A Mormon who several months ago was excommunicated by the church, Potter says his fundamentalist reading of the Scriptures convinced him that a "celestial marriage" can be fulfilled only by taking multiple wives. He contends he's just trying to model his life after the Old Testament's Abraham, Jacob and David, all of whom had more than one spouse. Early Mormon-ism encouraged polygamy, but the church banned the practice in 1890 under pressure from the federal government. The antipolygamy provision in the state constitution was adopted before Utah was allowed to become a state in 1896.
Since filing his suit earlier this year, Potter, a conservative who doesn't drink, smoke or swear, has become a spokesman for polygamists (there are believed to be about 1,800 multiple-marriage households in Utah and the Western states). Potter, in a quiet, earnest voice, explains, "I was placed in a position where I either had to speak out or bend completely to the machine working out there where it's fine and dandy to commit adultery or fornication but where a polygamist is guilty of a third-degree felony." (If Potter's suit fails and he is prosecuted for polygamy, he could face a maximum of five years in prison.)
Meanwhile, Roy's unusually extended family has drawn even closer together during the crisis. His wives, who call him "the patriarch," have taken jobs—Denise, 30, as a waitress, Joanne, 31, as an inventory control specialist, and Mary, 26, as a secretary. All praise their family situation and the way they are raising their children.
Denise, mother of four of Roy's children, married him in 1972 on the assumption it was just two for the road. Then, in 1980, Roy felt moved by the spirit to wed Joanne as well. "I was very well prepared for it by studying the Scriptures and the writings of [Mormon founder] Joseph Smith on polygamy, so it was a series of small shocks rather than a big one," Denise claims. "But even though some inspiration from Heaven says this girl belongs in your family, I still have to get to know her." To become better acquainted, Denise, Roy and Joanne went as a trio to church events, picnics and even on a Montana vacation before the wedding.
Roy married Mary last May. Originally the three women lived in separate residences, with Roy shuttling among them. Now, with money tight, Mary has moved into the three-bedroom main house with Denise, while Joanne lives in a nearby apartment. The house is sparsely furnished, the living room dominated by a picture of Jesus praying.

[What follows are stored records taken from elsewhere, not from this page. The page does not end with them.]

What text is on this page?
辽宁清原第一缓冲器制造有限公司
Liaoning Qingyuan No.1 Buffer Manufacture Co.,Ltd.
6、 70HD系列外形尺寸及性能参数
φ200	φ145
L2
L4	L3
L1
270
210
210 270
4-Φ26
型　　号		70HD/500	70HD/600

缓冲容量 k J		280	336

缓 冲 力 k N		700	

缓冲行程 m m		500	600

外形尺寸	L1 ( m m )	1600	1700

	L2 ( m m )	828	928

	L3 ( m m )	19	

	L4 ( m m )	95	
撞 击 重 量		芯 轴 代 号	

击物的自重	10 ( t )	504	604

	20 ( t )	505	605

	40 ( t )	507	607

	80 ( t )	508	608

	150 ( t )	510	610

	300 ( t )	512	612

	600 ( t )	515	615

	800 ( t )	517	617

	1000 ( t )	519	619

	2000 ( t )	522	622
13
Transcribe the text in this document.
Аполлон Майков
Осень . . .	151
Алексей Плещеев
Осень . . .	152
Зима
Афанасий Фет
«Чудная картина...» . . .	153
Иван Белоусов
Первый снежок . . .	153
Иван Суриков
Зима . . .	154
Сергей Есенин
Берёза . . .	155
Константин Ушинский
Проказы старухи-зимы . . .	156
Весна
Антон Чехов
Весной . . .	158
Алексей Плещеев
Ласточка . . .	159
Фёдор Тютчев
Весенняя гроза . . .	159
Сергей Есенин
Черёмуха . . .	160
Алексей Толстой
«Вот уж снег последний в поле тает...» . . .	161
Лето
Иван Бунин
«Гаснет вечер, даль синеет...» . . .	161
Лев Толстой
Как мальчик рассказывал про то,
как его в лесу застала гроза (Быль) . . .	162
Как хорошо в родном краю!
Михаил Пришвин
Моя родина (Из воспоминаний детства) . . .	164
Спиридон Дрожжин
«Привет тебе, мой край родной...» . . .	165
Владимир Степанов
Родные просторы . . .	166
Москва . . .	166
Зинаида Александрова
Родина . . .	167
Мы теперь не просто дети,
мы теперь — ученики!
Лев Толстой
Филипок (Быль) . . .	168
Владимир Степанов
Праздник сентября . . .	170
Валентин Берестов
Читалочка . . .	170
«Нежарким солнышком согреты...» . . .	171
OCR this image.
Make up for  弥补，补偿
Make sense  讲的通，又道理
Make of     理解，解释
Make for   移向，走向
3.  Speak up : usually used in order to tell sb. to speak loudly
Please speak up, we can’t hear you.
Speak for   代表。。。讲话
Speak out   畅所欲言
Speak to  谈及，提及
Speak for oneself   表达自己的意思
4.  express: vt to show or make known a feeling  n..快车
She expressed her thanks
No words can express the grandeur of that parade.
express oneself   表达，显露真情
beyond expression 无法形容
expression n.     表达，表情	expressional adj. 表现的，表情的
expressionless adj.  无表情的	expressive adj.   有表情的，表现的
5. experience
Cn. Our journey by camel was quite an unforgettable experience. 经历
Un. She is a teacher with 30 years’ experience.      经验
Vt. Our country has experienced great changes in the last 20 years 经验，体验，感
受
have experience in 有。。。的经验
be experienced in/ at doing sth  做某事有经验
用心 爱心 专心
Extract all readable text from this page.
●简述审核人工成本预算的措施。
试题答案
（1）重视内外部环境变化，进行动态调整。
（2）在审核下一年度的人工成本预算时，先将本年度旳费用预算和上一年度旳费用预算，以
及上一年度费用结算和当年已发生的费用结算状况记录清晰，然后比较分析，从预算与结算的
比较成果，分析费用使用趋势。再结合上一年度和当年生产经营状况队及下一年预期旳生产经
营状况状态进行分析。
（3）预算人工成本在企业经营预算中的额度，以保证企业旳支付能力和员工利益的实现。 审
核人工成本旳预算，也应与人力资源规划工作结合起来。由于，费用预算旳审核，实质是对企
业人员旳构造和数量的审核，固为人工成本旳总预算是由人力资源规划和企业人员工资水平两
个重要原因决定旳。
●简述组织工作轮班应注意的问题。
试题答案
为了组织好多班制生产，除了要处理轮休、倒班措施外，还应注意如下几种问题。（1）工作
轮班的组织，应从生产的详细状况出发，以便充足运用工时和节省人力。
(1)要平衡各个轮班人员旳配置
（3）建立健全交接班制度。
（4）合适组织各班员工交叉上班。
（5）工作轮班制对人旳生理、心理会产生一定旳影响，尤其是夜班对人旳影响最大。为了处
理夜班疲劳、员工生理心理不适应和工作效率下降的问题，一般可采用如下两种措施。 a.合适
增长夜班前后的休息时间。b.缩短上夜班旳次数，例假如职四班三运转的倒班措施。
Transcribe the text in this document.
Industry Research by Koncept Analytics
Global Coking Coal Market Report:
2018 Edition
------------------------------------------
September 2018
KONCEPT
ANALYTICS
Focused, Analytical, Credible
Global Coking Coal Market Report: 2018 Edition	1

The entire family gets together for Sunday dinners.
The wives refer to each other as "sister-wives" and claim they give each other spiritual, as well as domestic, support. "When I have a hurt in my heart or in my mind, I know my sister-wives will understand," says Joanne.
They admit to squabbles over how to spend money and whose turn it is to watch the kids or do the dishes, but they never fight over Roy. "When I feel jealous of Denise or Mary—or of Roy—I'll try to work it out with the person I'm jealous of. I'll say I feel this way and that I know the other person can help me," says Joanne, as her two sister-wives nod assent.
Potter is genuinely troubled that some may mistake his religious convictions for promiscuity. Although he spends a night with each wife on a rotating basis, he is horrified—as are the wives—by suggestions that they might all squeeze into the same bed or practice other forms of sexual arithmetic. "Oh, no, no, no! I don't do that," he says in shock. "It's not godly," says Joanne. "It was never taught in the Bible, and it's punishable by God." Adds Roy, "Our understanding is that God does not have just one kingdom, but several, and He visits each of those kingdoms in their times and seasons. And that's how we looked at it with the wives; I visit them when it's each one's time and season." The wives say it can be a relief to have a night off from Roy. As Joanne puts it, "It's nice to have the bed all to yourself." Roy, in turn, says he sometimes skips out on all three wives, heading for the hills to camp and read the Scriptures. "There are times when I just want to be out and all by myself," he explains.
Will there be any more Mrs. Potters soon? Roy admits it's a possibility, smiling. "I don't know how many I can handle."
If Royston Potter has his way, he won't have to keep pushing a broom for a living just because he has three wives sweeping up at home. Potter, 30, turned to janitorial work to support his wives and five children (with two on the way) after he was fired last year from his suburban Salt Lake City policeman's job for polygamy. His situation may be the stuff of jokes for some and a cause of outrage for others, but for Potter it's a very serious matter. He now is suing for reinstatement in his job, charging that the dismissal violated his right to privacy and that the Utah statute which prohibits plural marriage violates the federal constitution.